The man was honorable. She’d stake her judgment on that one, but he was peculiarly unpalatable. However, the H.A.H. might be used by the opposition as the derisive sound,
hah!
Maybe they shouldn’t draw attention to his initials.

What was Chas’s full name? Now there was a man who would tempt any woman to vote for him. Chas, the dominant male wolf.

A woman always wants the best man around. And there was the warrior in Chas which would inspire men to believe in him. Ah, to have Chas for a candidate client. All they would have to do would be to put him on television and ask him to say his name and what he wanted.

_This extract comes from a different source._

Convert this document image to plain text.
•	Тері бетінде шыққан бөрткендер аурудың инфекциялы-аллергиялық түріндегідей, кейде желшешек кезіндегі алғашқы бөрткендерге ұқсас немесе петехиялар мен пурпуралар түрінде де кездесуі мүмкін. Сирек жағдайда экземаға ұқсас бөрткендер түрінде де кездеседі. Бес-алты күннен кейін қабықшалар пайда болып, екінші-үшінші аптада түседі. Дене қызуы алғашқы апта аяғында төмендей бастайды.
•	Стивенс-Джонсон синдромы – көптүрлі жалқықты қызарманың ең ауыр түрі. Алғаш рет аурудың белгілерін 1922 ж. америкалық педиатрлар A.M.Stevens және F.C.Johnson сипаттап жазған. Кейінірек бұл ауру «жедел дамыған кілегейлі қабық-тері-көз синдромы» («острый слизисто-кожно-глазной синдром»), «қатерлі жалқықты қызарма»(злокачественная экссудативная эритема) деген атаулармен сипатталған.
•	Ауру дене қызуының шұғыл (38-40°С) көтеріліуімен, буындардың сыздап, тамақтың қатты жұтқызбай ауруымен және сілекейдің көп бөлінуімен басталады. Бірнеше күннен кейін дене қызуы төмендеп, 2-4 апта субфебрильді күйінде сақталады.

Amy really didn’t care what he wanted. She wanted him. She wanted to talk to him, and have him look at her, smile at her, to reach out, put his hand on her nape and draw her to him. Yes.

It was getting quite cool with her balcony door open. Why would she stand there, in the cool wet darkness, dreaming about a man who hadn’t even looked at her?

He was probably a loyal husband with six kids. Any wife of his would willingly have six kids for that man. She...well, no, she wasn’t having his children. She simply wanted an affair, if he was single.

She was going to try. Tomorrow she would contrive to meet Sally and introduce herself as a long-lost cousin. And after that, it would only be a matter of time before she met Chas. The impulse was a little heady, and she felt a strong recklessness. It would be an adventure.

Two

A
my had gone to bed so early that she wakened at a completely uncivilized time on Thursday. The morning’s gray sky was still dripping. With the balcony door open, the air smelled fresh and cool like San Francisco’s fog.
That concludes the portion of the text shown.